Sending him down to Tulsa does seem like the obvious move at this point; Aldrich hasn't logged any minutes since Nov. 11 and appears to have no room to move up in the depth chart. Nenad Krstic (7.8 ppg, 4.9 rpg) likely won't be sticking around for too long (perhaps even after this season - he'll be a free agent at season's end) so it's clear that management envisions Aldrich as the center of the future despite inking 30-year-old backup Nick Collison to a four-year extension on Tuesday.
For now, the Thunder will keep a close watch on him during his Tulsa-time and look to see if he can manage the beast-like stats of 11 points, 10 rebounds, and nearly 3.5 blocks per game he posted his junior year at Kansas, the reason Presti traded for him on draft day to begin with.
While he's buried on the chart behind Krystic and Collison and just barely above second-year Byron Mullens, it makes sense to get Aldrich the playing time he needs to continue his development, albeit at a lower-level.

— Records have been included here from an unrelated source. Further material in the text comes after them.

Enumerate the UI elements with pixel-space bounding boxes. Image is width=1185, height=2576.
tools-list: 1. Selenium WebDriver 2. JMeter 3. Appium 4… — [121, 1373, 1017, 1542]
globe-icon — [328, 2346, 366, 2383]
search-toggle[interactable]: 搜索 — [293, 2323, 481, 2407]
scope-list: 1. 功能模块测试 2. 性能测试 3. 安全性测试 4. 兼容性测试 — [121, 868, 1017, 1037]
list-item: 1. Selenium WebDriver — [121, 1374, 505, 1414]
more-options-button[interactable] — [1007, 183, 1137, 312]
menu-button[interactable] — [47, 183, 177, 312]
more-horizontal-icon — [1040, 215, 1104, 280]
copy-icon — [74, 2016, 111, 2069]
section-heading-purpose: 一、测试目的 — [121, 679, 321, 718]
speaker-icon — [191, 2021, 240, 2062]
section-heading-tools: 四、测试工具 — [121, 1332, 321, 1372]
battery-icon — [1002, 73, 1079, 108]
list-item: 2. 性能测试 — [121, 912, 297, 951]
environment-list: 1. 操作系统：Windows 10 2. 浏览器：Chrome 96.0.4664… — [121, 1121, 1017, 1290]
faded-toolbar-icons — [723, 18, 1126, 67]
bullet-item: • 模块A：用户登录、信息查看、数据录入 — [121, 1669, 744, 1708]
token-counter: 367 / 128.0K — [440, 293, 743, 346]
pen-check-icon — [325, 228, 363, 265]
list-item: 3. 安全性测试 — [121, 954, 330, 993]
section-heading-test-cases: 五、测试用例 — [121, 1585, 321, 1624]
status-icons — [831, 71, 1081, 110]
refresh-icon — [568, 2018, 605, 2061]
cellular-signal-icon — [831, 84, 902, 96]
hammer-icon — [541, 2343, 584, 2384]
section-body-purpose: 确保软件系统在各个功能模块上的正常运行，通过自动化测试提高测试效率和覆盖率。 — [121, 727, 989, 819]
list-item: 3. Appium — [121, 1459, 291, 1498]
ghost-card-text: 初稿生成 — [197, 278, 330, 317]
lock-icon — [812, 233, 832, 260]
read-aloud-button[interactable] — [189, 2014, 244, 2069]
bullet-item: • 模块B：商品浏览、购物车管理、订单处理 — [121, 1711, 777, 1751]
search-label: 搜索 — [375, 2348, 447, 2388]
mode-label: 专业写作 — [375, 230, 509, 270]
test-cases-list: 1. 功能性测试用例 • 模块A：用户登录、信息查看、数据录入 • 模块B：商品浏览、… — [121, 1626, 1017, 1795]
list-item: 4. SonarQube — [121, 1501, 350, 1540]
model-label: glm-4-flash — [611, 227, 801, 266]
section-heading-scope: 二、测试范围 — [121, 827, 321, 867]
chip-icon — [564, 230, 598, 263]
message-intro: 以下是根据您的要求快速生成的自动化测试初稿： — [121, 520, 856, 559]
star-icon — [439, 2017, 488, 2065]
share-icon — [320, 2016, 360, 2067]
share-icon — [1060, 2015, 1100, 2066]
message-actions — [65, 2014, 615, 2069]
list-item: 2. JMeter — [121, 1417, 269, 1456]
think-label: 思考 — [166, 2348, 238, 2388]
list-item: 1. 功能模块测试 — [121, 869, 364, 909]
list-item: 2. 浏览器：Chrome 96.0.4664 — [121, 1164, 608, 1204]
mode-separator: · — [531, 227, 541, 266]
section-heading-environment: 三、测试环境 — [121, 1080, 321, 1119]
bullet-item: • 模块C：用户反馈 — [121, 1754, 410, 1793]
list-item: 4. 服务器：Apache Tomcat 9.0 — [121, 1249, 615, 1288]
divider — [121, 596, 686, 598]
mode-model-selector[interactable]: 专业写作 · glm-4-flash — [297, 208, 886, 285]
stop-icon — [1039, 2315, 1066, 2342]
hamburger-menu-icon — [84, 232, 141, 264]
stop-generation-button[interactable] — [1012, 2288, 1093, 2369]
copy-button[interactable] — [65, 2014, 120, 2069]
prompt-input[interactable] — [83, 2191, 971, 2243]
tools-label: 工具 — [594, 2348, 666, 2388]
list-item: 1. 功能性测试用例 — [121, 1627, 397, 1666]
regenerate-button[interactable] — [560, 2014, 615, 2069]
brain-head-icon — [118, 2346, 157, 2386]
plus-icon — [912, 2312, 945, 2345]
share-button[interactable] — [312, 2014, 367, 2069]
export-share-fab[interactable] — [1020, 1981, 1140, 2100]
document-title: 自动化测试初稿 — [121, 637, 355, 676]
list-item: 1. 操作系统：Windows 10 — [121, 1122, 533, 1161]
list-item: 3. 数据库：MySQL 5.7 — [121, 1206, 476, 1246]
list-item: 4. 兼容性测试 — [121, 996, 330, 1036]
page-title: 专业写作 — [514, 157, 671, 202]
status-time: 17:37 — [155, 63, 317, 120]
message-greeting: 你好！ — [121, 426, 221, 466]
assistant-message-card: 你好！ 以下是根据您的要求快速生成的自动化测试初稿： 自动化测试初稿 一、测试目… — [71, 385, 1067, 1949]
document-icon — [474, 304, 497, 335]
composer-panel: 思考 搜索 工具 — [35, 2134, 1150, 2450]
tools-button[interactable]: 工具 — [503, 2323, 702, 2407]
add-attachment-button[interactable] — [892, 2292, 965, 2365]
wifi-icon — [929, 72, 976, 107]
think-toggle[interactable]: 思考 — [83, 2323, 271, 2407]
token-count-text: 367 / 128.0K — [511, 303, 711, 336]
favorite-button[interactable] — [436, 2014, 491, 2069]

In two games with Tulsa thus far, Aldrich is averaging nine points, six rebounds, one block, and 5.5 personal fouls in 21 minutes of play. Work is definitely needed for the 6'11' big man but he's in the right place to get it.
As a reminder, rookies and second-year players are the only members on NBA rosters permitted to play in the D-League. A player is allowed a maximum of three assignments per season. He very well could go back and forth between both teams a few times as he gets more playing time under his belt.
Before long, Aldrich should be back on his horse, back in OKC, and ready to contribute.